An observation deck with spectacular views of Boston was a popular attraction. It was closed after the September 11, 2001, terrorist attacks. As of fall 2009, the observation deck remains closed (as is that of the Transamerica Pyramid in San Francisco). Because of the closure of the John Hancock Tower's observation deck, the highest observation deck open to the public in Boston is in the Prudential Tower.

The building's owners cite security as the reason for the continued closure. They have rented the deck for private functions and have expressed intent to replace it with more office space. Boston city officials contend that security concerns are moot, since most similar attractions have long since reopened.

In addition, they note that a public observation deck was a requirement for the original building permits to gain public benefit from the high tower. However, they have not been able to locate the documentation of this requirement.

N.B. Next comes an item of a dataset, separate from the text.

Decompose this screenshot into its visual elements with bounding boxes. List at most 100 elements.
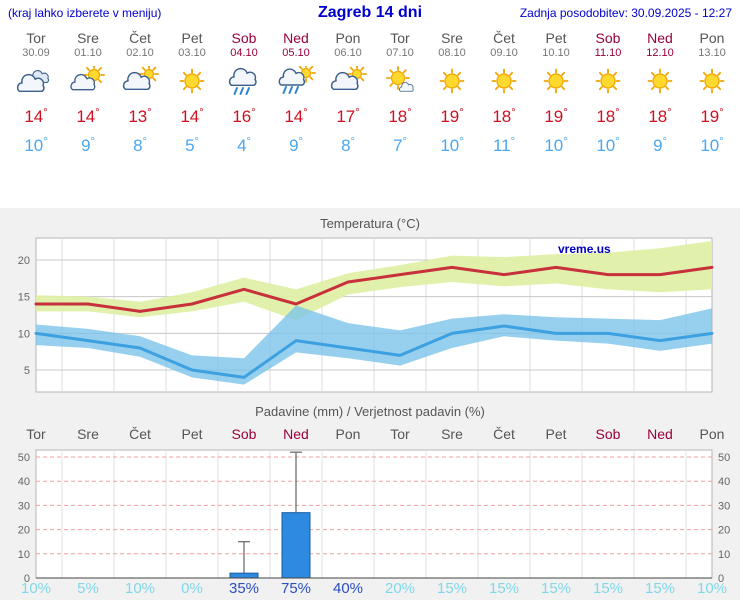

In 2006, Broadway Partners acquired Hancock Place for $1.3 billion. By 2009, they had defaulted on the loans they used to buy the building, and it fell into foreclosure. On March 30, 2009, Hancock Place was sold at auction for $660 million ($20 million was new equity and the $640 million of in-place debt was assumed by the buyer) to a consortium of 'Normandy Real Estate Partners' and 'Five Mile Capital Partners.'

The companies had been slowly increasing their investment over the previous months. In October 2010, Boston Properties acquired the John Hancock Tower for $930 million.